This distinction matters because the tourism industry has promoted tourist entitlement as a moral claim. Marketing encourages travelers to expect service, to treat destinations as products, to prioritize their own satisfaction over host wellbeing. This orientation produces tourists who complain when locals are not friendly enough, when experiences are not authentic enough, when value is not sufficient. It produces behavioral patterns antithetical to genuine encounter.

A behavioral ethics would cultivate different orientations: humility instead of entitlement, curiosity instead of expectation, gratitude instead of complaint. These orientations would produce different behaviors, and different behaviors would produce different impacts. The same person traveling to the same destination can leave very different traces depending on how they behave.

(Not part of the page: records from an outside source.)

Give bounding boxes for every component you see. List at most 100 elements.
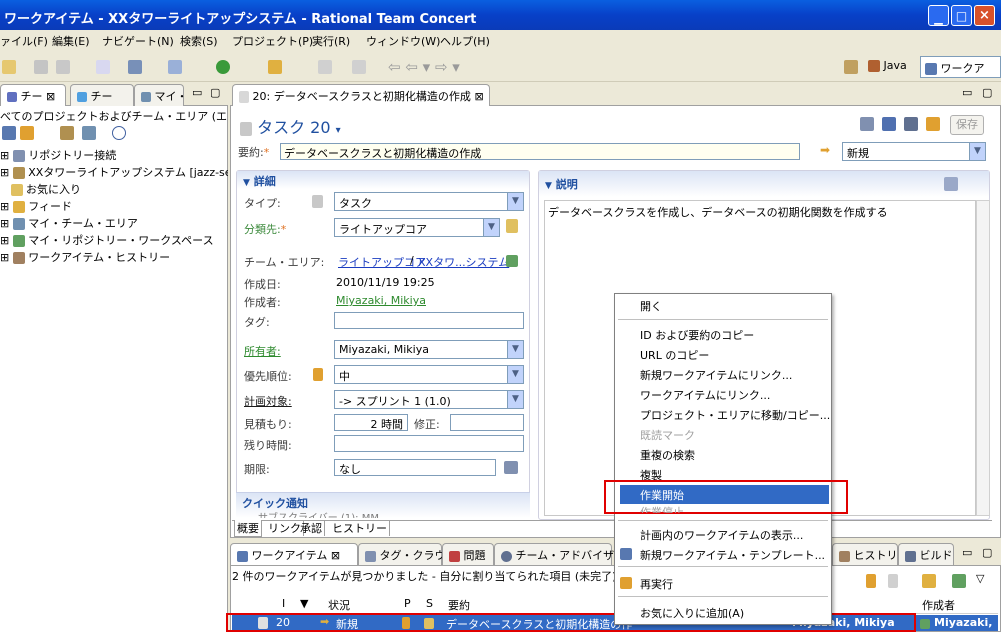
tree-my-repository-workspaces[interactable]: ⊞ マイ・リポジトリー・ワークスペース [0,232,214,248]
priority-select[interactable]: 中 ▼ [334,365,524,384]
due-input[interactable]: なし [334,459,496,476]
close-workitems-view-icon[interactable]: ⊠ [331,549,340,562]
menu-window[interactable]: ウィンドウ(W) [366,33,440,49]
menu-open[interactable]: 開く [640,298,662,314]
plan-select[interactable]: -> スプリント 1 (1.0) ▼ [334,390,524,409]
creator-link[interactable]: Miyazaki, Mikiya [336,294,426,307]
editor-maximize-icon[interactable]: ▢ [982,86,992,99]
tree-my-team-areas[interactable]: ⊞ マイ・チーム・エリア [0,215,138,231]
category-help-icon[interactable] [506,219,518,233]
close-button[interactable]: × [974,5,995,26]
tree-repository-connections[interactable]: ⊞ リポジトリー接続 [0,147,116,163]
col-severity[interactable]: S [426,597,433,610]
team-editor-icon[interactable] [880,115,900,133]
next-annotation-icon[interactable] [316,58,336,76]
tab-workitem-editor[interactable]: 20: データベースクラスと初期化構造の作成 ⊠ [232,84,490,106]
tab-team-advisor[interactable]: チーム・アドバイザ [494,543,614,565]
tab-history-view[interactable]: ヒストリー [832,543,909,565]
tab-approvals[interactable]: 承認 [298,520,325,536]
menu-navigate[interactable]: ナビゲート(N) [102,33,174,49]
tab-build[interactable]: ビルド [898,543,954,565]
display-icon[interactable] [166,58,186,76]
collapse-all-icon[interactable] [0,124,20,142]
description-edit-icon[interactable] [944,177,958,191]
team-area-icon[interactable] [80,124,100,142]
close-editor-tab-icon[interactable]: ⊠ [474,90,483,103]
type-select[interactable]: タスク ▼ [334,192,524,211]
menu-copy-id-summary[interactable]: ID および要約のコピー [640,327,754,343]
menu-run[interactable]: 実行(R) [312,33,350,49]
find-icon[interactable] [858,115,878,133]
plan-label[interactable]: 計画対象: [244,393,292,409]
menu-copy-url[interactable]: URL のコピー [640,347,709,363]
left-maximize-icon[interactable]: ▢ [210,86,220,99]
menu-show-in-plan[interactable]: 計画内のワークアイテムの表示... [640,527,803,543]
view-menu-icon[interactable]: ▽ [976,572,984,585]
menu-move-copy[interactable]: プロジェクト・エリアに移動/コピー... [640,407,830,423]
tree-feeds[interactable]: ⊞ フィード [0,198,72,214]
col-priority[interactable]: P [404,597,411,610]
tag-input[interactable] [334,312,524,329]
export-view-icon[interactable] [950,572,970,590]
remaining-input[interactable] [334,435,524,452]
tab-my-dashboard[interactable]: マイ・ [134,84,188,106]
camera-icon[interactable] [126,58,146,76]
team-area-nav-icon[interactable] [506,254,518,267]
owner-select[interactable]: Miyazaki, Mikiya ▼ [334,340,524,359]
menu-search[interactable]: 検索(S) [180,33,218,49]
col-state[interactable]: 状況 [328,597,350,613]
left-minimize-icon[interactable]: ▭ [192,86,202,99]
perspective-workitems[interactable]: ワークア [920,56,1001,78]
summary-input[interactable]: データベースクラスと初期化構造の作成 [280,143,800,160]
tree-project-area[interactable]: ⊞ XXタワーライトアップシステム [jazz-server [0,164,228,180]
tab-tag-cloud[interactable]: タグ・クラウド [358,543,457,565]
menu-help[interactable]: ヘルプ(H) [440,33,490,49]
new-icon[interactable] [0,58,20,76]
owner-label[interactable]: 所有者: [244,343,281,359]
col-id[interactable]: I [282,597,285,610]
bottom-minimize-icon[interactable]: ▭ [962,546,972,559]
move-down-icon[interactable] [864,572,884,590]
sync-icon[interactable] [18,124,38,142]
tab-team-org[interactable]: チー [70,84,134,106]
project-icon[interactable] [58,124,78,142]
sync-view-icon[interactable] [920,572,940,590]
perspective-java[interactable]: Java [866,56,909,78]
team-area-link-2[interactable]: XXタワ...システム [418,254,509,270]
back-icon[interactable]: ⇦ ⇦ ▾ ⇨ ▾ [388,58,460,76]
menu-find-duplicates[interactable]: 重複の検索 [640,447,695,463]
minimize-button[interactable]: ▁ [928,5,949,26]
heading-dropdown-icon[interactable]: ▾ [336,125,341,136]
tab-workitems-view[interactable]: ワークアイテム ⊠ [230,543,358,565]
estimate-input[interactable]: 2 時間 [334,414,408,431]
menu-file[interactable]: ァイル(F) [0,33,48,49]
move-up-icon[interactable] [886,572,906,590]
refresh-icon[interactable] [924,115,944,133]
editor-minimize-icon[interactable]: ▭ [962,86,972,99]
tree-workitem-history[interactable]: ⊞ ワークアイテム・ヒストリー [0,249,170,265]
calendar-icon[interactable] [504,460,518,474]
tab-team-artifacts[interactable]: チー ⊠ [0,84,66,106]
menu-rerun[interactable]: 再実行 [640,576,673,592]
tab-overview[interactable]: 概要 [234,520,262,537]
debug-icon[interactable] [214,58,234,76]
menu-new-template[interactable]: 新規ワークアイテム・テンプレート... [640,547,825,563]
description-collapse-icon[interactable]: ▼ [545,181,552,191]
new-workitem-icon[interactable] [94,58,114,76]
menu-add-favorites[interactable]: お気に入りに追加(A) [640,605,744,621]
help-icon[interactable] [110,124,130,142]
tab-history[interactable]: ヒストリー [330,520,390,536]
col-summary[interactable]: 要約 [448,597,470,613]
correction-input[interactable] [450,414,524,431]
col-creator[interactable]: 作成者 [922,597,955,613]
pen-icon[interactable] [266,58,286,76]
save-icon[interactable] [32,58,52,76]
save-button[interactable]: 保存 [950,115,984,135]
state-select[interactable]: 新規 ▼ [842,142,986,161]
tree-favorites[interactable]: お気に入り [0,181,81,197]
description-scrollbar[interactable] [976,200,990,516]
maximize-button[interactable]: □ [951,5,972,26]
details-collapse-icon[interactable]: ▼ [243,178,250,188]
menu-link-new-workitem[interactable]: 新規ワークアイテムにリンク... [640,367,792,383]
menu-link-workitem[interactable]: ワークアイテムにリンク... [640,387,770,403]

Of course, individual behavior change is insufficient without structural change. A humble tourist arriving at an overcrowded destination still contributes to overcrowding. A grateful guest in a resort still participates in a system of extraction. Behavioral ethics does not replace political economy. But it does restore a dimension of analysis that political economy alone cannot provide.

The behavioral framing also allows us to think comparatively across time and culture. How have different societies organized tourism behavior? The pilgrimage traditions of medieval Europe involved long journeys, significant sacrifice, and (supposedly) spiritual transformation. The modern vacation involves minimal sacrifice and rarely claims spiritual significance. What changed, and what might change again?

Indigenous tourism practices often operated within reciprocal frameworks that modern tourism has abandoned. Visitors brought gifts. Hosts received guests according to elaborate protocols. The encounter was ritualized in ways that protected both parties. These practices were not perfect, but they embedded tourism behavior within ethical frameworks that the market has dissolved.

Can we recover or reinvent such frameworks? This is one of the questions the behavioral framing makes possible. If tourism is behavior, it can be ritualized, constrained, guided, and transformed. It is not a force of nature or an economic inevitability. It is something we do, and we can choose to do it differently.

The chapters that follow develop the ethical implications of the behavioral framing. They examine the moral asymmetry between tourists and hosts. They propose dignity as the missing principle in tourism ethics. They argue that tourism behavior should be governed by moral considerations that the industrial framing has obscured. Tourism is behavior, and behavior is subject to judgment.